Displacement-based formulation of Koiter's method: Application to multi-modal post-buckling finite element analysis of plates
Saullo G. P. Castro, Eelco Jansen
Abstract
Koiter's asymptotic method enables the calculation and deep understanding of the initial post-buckling behaviour of thin-walled structures. For the single-mode asymptotic analysis, Budiansky (1974) presented a clear and general formulation for Koiter's method, based on the expansion of the total potential energy function. The formulation from Budiansky is herein revisited and expanded for the multi-modal asymptotic analysis, of primordial importance in structures with clustered bifurcation modes.

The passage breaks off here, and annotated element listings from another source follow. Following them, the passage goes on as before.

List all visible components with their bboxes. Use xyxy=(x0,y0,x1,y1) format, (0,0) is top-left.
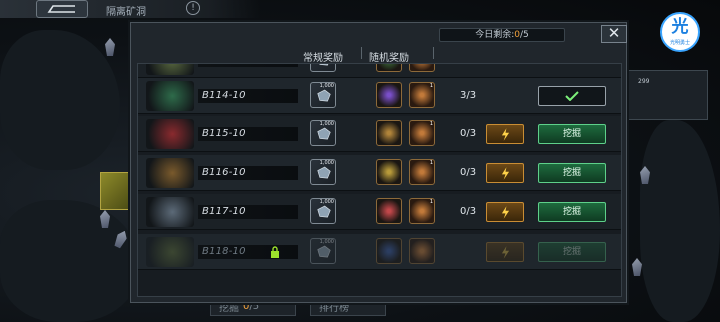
col-regular-reward: 常规奖励 xyxy=(303,53,343,64)
dig-count: 0/3 xyxy=(460,167,477,178)
cave-rock-left-bottom xyxy=(0,200,140,322)
dig-button[interactable]: 挖掘 xyxy=(538,202,606,222)
random-reward-gem[interactable] xyxy=(376,82,402,108)
column-divider xyxy=(361,47,362,59)
regular-reward-item[interactable]: 1,000 xyxy=(310,82,336,108)
ore-icon xyxy=(317,166,331,179)
lightning-icon xyxy=(501,127,509,141)
remaining-label: 今日剩余: xyxy=(475,30,515,40)
gem-qty: 1 xyxy=(429,121,433,127)
monster-portrait xyxy=(146,119,194,149)
mine-row: B118-10 1,000 挖掘 xyxy=(138,234,621,270)
regular-reward-item[interactable]: 1,000 xyxy=(310,120,336,146)
mine-row: B116-10 1,000 1 0/3 挖掘 xyxy=(138,155,621,191)
reward-qty: 1,000 xyxy=(319,239,334,245)
mine-row: B117-10 1,000 1 0/3 挖掘 xyxy=(138,194,621,230)
quick-dig-button[interactable] xyxy=(486,242,524,262)
gem-qty: 1 xyxy=(429,160,433,166)
monster-portrait xyxy=(146,64,194,75)
dig-count: 4/5 xyxy=(460,64,476,65)
remaining-total: /5 xyxy=(520,30,529,40)
completed-indicator xyxy=(538,86,606,106)
page-title: 隔离矿洞 xyxy=(106,7,146,18)
random-reward-ore[interactable]: 1 xyxy=(409,159,435,185)
ore-icon xyxy=(319,64,329,66)
lightning-icon xyxy=(501,245,509,259)
lightning-icon xyxy=(501,205,509,219)
dig-count: 0/3 xyxy=(460,128,477,139)
quick-dig-button[interactable] xyxy=(486,124,524,144)
monster-portrait xyxy=(146,237,194,267)
badge-sub: 光明勇士 xyxy=(669,40,690,46)
gem-qty: 1 xyxy=(429,83,433,89)
level-label: B116-10 xyxy=(202,167,246,178)
level-label: B115-10 xyxy=(202,128,246,139)
reward-qty: 1,000 xyxy=(319,83,334,89)
level-label: B118-10 xyxy=(202,246,246,257)
side-count: 299 xyxy=(638,78,650,85)
level-label: B117-10 xyxy=(202,206,246,217)
random-reward-gem[interactable] xyxy=(376,120,402,146)
random-reward-ore[interactable]: 1 xyxy=(409,120,435,146)
dig-count: 0/3 xyxy=(460,206,477,217)
reward-qty: 1,000 xyxy=(319,160,334,166)
back-arrow-icon xyxy=(47,5,75,13)
dig-count: 3/3 xyxy=(460,90,477,101)
info-icon[interactable]: ! xyxy=(186,1,200,15)
ore-icon xyxy=(317,89,331,102)
regular-reward-item[interactable]: 1,000 xyxy=(310,238,336,264)
cave-rock-left xyxy=(0,30,120,170)
regular-reward-item[interactable]: 1,000 xyxy=(310,159,336,185)
random-reward-ore[interactable] xyxy=(409,238,435,264)
lock-icon xyxy=(271,246,279,258)
quick-dig-button[interactable] xyxy=(486,202,524,222)
monster-portrait xyxy=(146,197,194,227)
random-reward-ore[interactable]: 1 xyxy=(409,82,435,108)
dig-button[interactable]: 挖掘 xyxy=(538,163,606,183)
level-label: B113-10 xyxy=(202,64,246,65)
mine-row: B114-10 1,000 1 3/3 xyxy=(138,78,621,114)
map-thumbnail[interactable] xyxy=(100,172,132,210)
random-reward-gem[interactable] xyxy=(376,198,402,224)
mine-row: B115-10 1,000 1 0/3 挖掘 xyxy=(138,116,621,152)
dig-button[interactable]: 挖掘 xyxy=(538,242,606,262)
column-divider xyxy=(433,47,434,59)
col-random-reward: 随机奖励 xyxy=(369,53,409,64)
random-reward-gem[interactable] xyxy=(376,159,402,185)
badge-char: 光 xyxy=(671,17,689,37)
ore-icon xyxy=(317,245,331,258)
regular-reward-item[interactable]: 1,000 xyxy=(310,198,336,224)
back-button[interactable] xyxy=(36,0,88,18)
random-reward-ore[interactable]: 1 xyxy=(409,64,435,72)
app-badge: 光 光明勇士 xyxy=(660,12,700,52)
gem-qty: 1 xyxy=(429,199,433,205)
reward-qty: 1,000 xyxy=(319,199,334,205)
reward-qty: 1,000 xyxy=(319,121,334,127)
mine-list[interactable]: B113-10 1,000 1 4/5 B114-10 1,000 1 3/3 B115-10 1… xyxy=(137,63,622,297)
random-reward-gem[interactable] xyxy=(376,238,402,264)
regular-reward-item[interactable]: 1,000 xyxy=(310,64,336,72)
quick-dig-button[interactable] xyxy=(486,163,524,183)
cave-rock-right xyxy=(640,120,720,322)
crystal-decoration xyxy=(105,38,115,56)
remaining-counter: 今日剩余:0/5 xyxy=(439,28,565,42)
level-label: B114-10 xyxy=(202,90,246,101)
game-screen: 隔离矿洞 ! 光 光明勇士 299 挖掘 0 /5 排行榜 今日剩余:0/5 ✕… xyxy=(0,0,720,322)
mine-row: B113-10 1,000 1 4/5 xyxy=(138,64,621,78)
monster-portrait xyxy=(146,158,194,188)
ore-icon xyxy=(317,205,331,218)
monster-portrait xyxy=(146,81,194,111)
check-icon xyxy=(565,91,579,101)
close-button[interactable]: ✕ xyxy=(601,25,627,43)
dig-button[interactable]: 挖掘 xyxy=(538,124,606,144)
lightning-icon xyxy=(501,166,509,180)
random-reward-ore[interactable]: 1 xyxy=(409,198,435,224)
random-reward-gem[interactable] xyxy=(376,64,402,72)
mine-modal: 今日剩余:0/5 ✕ 常规奖励 随机奖励 B113-101,00014/5B11… xyxy=(130,22,627,303)
ore-icon xyxy=(317,127,331,140)
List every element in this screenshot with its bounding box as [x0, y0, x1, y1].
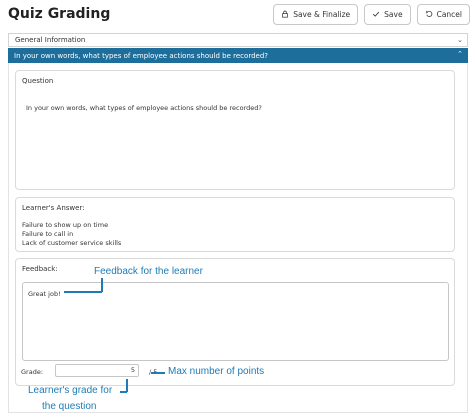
chevron-down-icon: ⌄ — [457, 36, 463, 44]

Given the admittedly difficult implementation of Koiter's method, especially for multi-modal analysis and during the evaluation of the third– and fourth–order tensors involved in Koiter's analysis; the presented study proposes a formulation and notation with close correspondence with the implemented algorithms. The implementation is based on state-of-the-art collaborative tools: Python, NumPy and Cython. The kinematic relations are specialized using von Kármán shell kinematics, and the displacement field variables are approximated using an enhanced Bogner-Fox-Schmit (BFS) finite element, modified to reach third-order interpolation also for the in-plane displacements, using only 4 nodes per element and 10 degrees-of-freedom per node, aiming an accurate representation of the second-order fields. The formulation and implementation are verified by comparing results for isotropic and composite plates against established literature. Finally, results for multi-modal displacement fields with up to 5 modes and corresponding post-buckling factors are reported for future reference.